If you are heading to Spore for any reason and don’t have to go bargain basement for accommodation, we heartily recommend the GoodWood Park Hotel. It’s just a stone’s throw from Orchard Road and has a colonial luxury about it, with 2 pools, a gym and an arctic aircon system. (33 degrees outside, Pia wore her fleece inside). It really is a beautiful hotel with excellent service. We searched for the hotel on the Internet and got something like a 60% reduction on the room rate per day. Mind you, we booked well in advance.

Tuesday, January 2, 2007

Singapore's Little India - for a big curry


Our first stop in Singapore was to look at China town. Not as good as the ones in New York and San Francisco maybe, but all the same a great place for any bargain.
TIP – If you’ve just hopped off a transatlantic flight and your body is telling you it’s had better times, treat yourself to a relaxing foot massage, known as reflexology. Prices vary from 18 Singapore dollars (about 9 Euro) to over 70. You’ll find lots of places in the lower price bracket in Chinatown

And for dinner…
We ate at an Indian veg place called Gokul at Upper Dickens Road, a side street in Little India. Despite doing all they could to hide their guests so it looked empty, their soups, curries and Naans were excellent value for a mere 29 dollars, about 15 Euro for two. As they say, “it’s cool to GoKul. (sorry).

Slings at the Long Bar, steak on the stones.
Drinking Singapore Slings at the Long Bar in Raffles is a must. OK, it maybe cheesy touristy, but it gives you some inkling of what colonial life may have been like. The interior is a bit upmarket English pubby, but you soak in the past while you sip on your sling. By Singapore standards, it wasn’t the cut-your-arm-off-to-pay-for-it expensive. Two slings weighed in at a mere 41 dollars, around 20 Euro.

Sling it your self.
Here’s how to make a Singapore Sling:

Ingredients
30 ml gin
15 ml cherry brandy
120 ml pineapple juice or soda
15 ml lime juice
10 ml Cointreau
10 ml Benedictine
15 ml Angostura bitters

Mix with ice in cocktail shaker, Strain into glass, serve with cherry and slice of pineapple.
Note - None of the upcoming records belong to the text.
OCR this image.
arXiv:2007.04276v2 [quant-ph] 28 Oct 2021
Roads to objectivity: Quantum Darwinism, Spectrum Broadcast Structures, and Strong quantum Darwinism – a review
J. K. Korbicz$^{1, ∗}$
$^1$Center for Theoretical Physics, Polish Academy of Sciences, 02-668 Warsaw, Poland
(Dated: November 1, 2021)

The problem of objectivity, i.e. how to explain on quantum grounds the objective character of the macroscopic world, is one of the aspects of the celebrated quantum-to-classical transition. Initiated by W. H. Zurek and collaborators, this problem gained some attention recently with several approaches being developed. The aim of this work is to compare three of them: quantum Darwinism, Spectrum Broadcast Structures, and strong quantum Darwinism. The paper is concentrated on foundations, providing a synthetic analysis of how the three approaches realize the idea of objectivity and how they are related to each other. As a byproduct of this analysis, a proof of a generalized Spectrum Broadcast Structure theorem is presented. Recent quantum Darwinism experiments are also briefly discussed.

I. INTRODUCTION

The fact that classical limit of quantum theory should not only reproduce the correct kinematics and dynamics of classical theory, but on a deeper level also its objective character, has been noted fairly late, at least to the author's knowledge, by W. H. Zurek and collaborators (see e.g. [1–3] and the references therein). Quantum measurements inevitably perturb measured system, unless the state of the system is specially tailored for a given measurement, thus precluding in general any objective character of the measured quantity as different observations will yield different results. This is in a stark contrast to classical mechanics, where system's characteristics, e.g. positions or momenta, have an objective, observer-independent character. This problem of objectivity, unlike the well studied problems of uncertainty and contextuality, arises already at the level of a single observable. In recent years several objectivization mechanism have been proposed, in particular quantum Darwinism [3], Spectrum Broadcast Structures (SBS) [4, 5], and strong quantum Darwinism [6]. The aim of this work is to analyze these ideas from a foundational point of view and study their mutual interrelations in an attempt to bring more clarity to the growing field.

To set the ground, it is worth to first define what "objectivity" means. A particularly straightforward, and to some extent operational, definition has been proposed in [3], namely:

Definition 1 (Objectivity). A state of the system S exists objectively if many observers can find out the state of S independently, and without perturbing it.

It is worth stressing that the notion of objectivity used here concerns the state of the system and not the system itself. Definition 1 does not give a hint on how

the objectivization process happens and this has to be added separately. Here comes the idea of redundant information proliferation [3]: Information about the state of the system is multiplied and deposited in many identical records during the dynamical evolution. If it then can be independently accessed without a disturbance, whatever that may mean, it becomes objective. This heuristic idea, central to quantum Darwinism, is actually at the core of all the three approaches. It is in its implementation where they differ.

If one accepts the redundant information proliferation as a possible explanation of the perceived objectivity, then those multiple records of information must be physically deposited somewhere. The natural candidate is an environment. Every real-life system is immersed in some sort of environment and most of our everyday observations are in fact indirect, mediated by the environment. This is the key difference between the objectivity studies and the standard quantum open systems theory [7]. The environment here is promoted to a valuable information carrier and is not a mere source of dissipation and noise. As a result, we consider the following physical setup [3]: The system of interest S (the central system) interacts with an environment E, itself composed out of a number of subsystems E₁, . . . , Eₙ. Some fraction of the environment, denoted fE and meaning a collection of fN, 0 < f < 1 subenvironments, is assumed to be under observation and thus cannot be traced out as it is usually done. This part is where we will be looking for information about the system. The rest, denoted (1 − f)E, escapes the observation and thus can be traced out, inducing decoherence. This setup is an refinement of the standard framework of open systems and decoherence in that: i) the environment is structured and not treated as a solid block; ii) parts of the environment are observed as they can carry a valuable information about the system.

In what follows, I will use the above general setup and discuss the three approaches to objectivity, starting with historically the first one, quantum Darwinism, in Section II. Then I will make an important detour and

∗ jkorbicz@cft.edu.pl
Throw lots of peanut shells on the floor while you’re mixing to make things feel really authentic.

Singapore is restaurant city, and the Quay areas are real tourist traps á là Spain and Greece. Oned speciality among the Chinese, Thai, Malay and Indian eateries is to have “Steak on the Stone”. You get your steak served on a hot stone that keeps it cooking for as long as you want to. What happens in practice is that you start eating a rare steak, and finish eating something that’s cremated.

Get away with Singapore Airways


It’s pleasant flying with Singapore airlines on long haul. Even when you sit in tourist class you still feel just that bit more special than you do with other airlines, (especially the Scandinavian ones where the hostesses are so old that you have to help them and not the other way round)
You get decent legroom, good service, reasonable food served at reasonable times and just the 80 films to choose from . If there is a drawback it’s arriving at Singapore at 5.30 in the morning. At least there’s not problem in getting around

In the mornings young Chinese, Indian, Malay and the odd ex-pat all interact with each other in the most polite, yet distant of ways. Get to the evening and the place bustles. Gone are the drab, dreary faces and it’s on with the “Hi, I’m happy, healthy, young, free and don’t you wish you had my future?” Great to see. As of course is the hustle and bustle in and around Orchard Road, the Mecca of Gold card spending sprees.